I found a recipe for a pepper tart. I often make quiche and I’d thought briefly about a pepper and cheese quiche. But I only had four eggs left and I didn’t want to use them all. The tart called for 1 full egg and 1 yolk. Of course the tart comes out thinner but that was OK, quiche is heavy anyway. I liked the fact that it used fewer eggs, no flour and only cooks in the oven for 15 minutes. The oven (and the dryer) takes so much electricity I can tell by the monthly bill when I’ve cooked a lot. I had feta cheese on hand so I topped the tart with that.
It came out great! I only had a deep dish pie shell on hand but next time I’ll get a shallow pie shell or phyllo dough for a real tart.
|You see how the tart definitely doesn’t need a deep dish|
|It’s thin, but I like that. The flavor of the peppers is more prominent|
Now the other problem: I had 6 pears left but they were weird. I’d eaten one the day before at school for my lunch, but it was hard even though it looked soft. As a matter of fact half of one pear was rotten in my bowl, but the rest were still hard. It was one of those situations where they’d never soften up, so I’d need to cook them. Throwing them out was out of the question. I don’t waste.
Voila, pear sauce. I simply peeled and chopped them, put them in boiling water and cooked until they were soft. I blended them with ginger and cinnamon, lemon juice and just a tablespoon of sugar. You can see it filled a large Ball Mason jar. (I’ve already had one helping. It used to be filled to the top. 😉
Of course I never turn the oven on unless I can stuff it. This saves electricity. The costliest items in the home for electricity are the air conditioner, the dryer and the oven. So when the oven is on, it’s working to cook several dishes, not just one. Using all the food you have with a minimum of extra ingredients saves money too.
Here is the photo of the Bountiful Basket and all that was in it. The photo is from our local co-op Facebook page.
I ate the strawberries right away. I roasted the carrots whole. The cauliflower will be roasted next weekend. I’ve already eaten some of the bananas and apples. I roasted the peppers as mentioned. Below was my Sunday Brunch after church. The potatoes were from the last Bountiful Basket two weeks ago.

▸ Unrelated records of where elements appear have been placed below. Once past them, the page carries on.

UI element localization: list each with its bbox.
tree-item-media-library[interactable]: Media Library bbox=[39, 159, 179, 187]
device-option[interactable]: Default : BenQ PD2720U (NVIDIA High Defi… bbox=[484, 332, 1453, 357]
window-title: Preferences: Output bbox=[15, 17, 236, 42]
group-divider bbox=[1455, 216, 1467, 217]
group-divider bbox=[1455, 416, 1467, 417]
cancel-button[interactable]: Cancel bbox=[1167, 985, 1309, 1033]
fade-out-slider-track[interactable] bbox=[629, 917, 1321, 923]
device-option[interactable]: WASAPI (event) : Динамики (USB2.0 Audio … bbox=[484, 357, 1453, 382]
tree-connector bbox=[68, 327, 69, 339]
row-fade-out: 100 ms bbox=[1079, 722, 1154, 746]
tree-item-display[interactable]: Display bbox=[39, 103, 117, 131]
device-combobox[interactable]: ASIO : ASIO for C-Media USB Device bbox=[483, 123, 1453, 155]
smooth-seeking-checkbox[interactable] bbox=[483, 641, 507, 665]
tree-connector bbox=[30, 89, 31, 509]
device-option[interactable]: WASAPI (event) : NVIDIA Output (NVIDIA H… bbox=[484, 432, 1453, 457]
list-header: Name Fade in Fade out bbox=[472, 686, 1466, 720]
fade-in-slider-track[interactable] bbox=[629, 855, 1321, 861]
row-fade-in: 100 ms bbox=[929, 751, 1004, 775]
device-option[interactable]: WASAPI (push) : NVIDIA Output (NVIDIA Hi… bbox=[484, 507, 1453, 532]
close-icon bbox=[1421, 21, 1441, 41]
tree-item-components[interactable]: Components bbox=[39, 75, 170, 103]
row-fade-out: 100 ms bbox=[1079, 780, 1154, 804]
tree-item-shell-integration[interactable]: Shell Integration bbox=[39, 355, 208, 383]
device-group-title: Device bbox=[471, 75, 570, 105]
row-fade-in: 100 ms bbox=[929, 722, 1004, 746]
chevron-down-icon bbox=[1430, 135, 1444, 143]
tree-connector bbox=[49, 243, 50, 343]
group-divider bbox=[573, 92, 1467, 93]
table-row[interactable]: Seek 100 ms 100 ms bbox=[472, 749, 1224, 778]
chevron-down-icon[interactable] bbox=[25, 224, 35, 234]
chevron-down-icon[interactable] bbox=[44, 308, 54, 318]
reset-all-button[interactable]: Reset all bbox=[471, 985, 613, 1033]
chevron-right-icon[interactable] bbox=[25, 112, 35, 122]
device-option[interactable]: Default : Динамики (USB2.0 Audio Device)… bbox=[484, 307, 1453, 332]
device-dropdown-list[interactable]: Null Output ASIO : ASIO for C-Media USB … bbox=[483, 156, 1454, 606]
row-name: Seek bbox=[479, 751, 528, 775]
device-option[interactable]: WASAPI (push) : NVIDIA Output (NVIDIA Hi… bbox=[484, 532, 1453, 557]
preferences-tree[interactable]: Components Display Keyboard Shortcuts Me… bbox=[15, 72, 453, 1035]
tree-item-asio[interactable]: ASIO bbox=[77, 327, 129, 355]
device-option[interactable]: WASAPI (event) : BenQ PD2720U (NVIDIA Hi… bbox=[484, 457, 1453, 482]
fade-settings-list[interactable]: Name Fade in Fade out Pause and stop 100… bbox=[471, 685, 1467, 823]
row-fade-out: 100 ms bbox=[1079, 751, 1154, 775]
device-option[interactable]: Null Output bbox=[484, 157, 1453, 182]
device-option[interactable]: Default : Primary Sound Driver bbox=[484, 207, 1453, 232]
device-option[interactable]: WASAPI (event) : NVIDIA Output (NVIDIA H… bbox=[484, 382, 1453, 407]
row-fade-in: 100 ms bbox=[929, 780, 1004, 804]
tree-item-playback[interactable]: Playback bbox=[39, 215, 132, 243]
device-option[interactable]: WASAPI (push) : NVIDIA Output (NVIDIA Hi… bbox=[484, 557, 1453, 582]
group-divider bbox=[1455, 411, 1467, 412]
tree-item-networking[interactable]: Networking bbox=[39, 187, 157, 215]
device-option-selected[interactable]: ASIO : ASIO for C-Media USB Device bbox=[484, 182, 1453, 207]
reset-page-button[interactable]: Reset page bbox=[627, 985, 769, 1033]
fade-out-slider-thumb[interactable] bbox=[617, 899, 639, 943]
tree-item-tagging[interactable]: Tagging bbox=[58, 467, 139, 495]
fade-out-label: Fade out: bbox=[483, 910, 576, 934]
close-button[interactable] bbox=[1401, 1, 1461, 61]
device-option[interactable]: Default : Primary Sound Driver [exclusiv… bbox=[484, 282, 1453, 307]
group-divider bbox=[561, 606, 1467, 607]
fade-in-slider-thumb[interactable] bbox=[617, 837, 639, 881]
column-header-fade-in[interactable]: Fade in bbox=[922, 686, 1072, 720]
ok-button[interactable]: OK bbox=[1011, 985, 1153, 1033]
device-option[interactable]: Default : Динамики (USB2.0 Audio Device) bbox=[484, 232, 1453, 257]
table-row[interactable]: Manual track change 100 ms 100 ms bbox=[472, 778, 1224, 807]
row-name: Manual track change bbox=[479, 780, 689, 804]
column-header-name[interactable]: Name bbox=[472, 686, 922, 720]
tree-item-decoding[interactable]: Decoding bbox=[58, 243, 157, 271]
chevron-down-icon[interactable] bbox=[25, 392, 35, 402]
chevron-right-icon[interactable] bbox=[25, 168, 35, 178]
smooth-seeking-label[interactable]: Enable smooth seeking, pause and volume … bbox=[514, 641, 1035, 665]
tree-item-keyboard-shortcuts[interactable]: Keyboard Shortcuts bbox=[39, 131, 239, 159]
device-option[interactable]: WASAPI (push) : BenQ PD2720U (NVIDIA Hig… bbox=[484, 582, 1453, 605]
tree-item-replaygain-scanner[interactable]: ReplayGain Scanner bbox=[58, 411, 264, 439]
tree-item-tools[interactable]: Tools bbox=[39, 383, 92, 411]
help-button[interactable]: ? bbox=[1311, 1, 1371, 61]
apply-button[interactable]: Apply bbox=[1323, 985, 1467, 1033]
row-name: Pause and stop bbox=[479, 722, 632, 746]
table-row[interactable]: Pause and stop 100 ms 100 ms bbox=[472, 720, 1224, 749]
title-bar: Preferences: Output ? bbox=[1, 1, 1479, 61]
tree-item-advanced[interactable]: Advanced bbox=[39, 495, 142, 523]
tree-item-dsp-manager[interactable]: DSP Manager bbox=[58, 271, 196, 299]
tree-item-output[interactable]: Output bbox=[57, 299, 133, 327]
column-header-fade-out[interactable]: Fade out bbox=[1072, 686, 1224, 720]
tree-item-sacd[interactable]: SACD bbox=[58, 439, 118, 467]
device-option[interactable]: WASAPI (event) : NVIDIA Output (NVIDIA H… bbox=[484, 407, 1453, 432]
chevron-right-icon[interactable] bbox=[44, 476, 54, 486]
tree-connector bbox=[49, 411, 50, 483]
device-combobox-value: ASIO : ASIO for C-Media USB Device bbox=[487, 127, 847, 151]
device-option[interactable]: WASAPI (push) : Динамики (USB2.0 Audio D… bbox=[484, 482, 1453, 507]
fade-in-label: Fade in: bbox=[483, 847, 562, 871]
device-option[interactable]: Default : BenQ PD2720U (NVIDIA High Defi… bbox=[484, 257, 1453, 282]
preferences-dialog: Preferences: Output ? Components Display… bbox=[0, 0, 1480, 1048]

Not everything was a success. The carrots came with tops. They were two feet long and green. I love anything green so I looked up recipes for how to use carrot tops. Yes they’re edible, and I set about to make carrot top pesto. I stripped the leaves from the top so I wouldn’t have the hard thin stems to deal with and put the leaves in boiling water to blanch them, in order to soften them up. I don’t have a hand blender so I put them in the regular blender with lemon juice and olive oil. There wasn’t enough bulk to blend and the whole thing ended up being a propeller-stalling stringy mess with splattered olive oil up the sides of the blender. And the carrot tops didn’t taste good anyway.
Well, I tried not to waste anything. Maybe next time I’ll roast the tops…
Today is 78 degrees and tomorrow and the next day are predicted to the the same. I have plans to have breakfast with some gals on Thursday morning and another date with a different gal friend later in the week. It’s all good.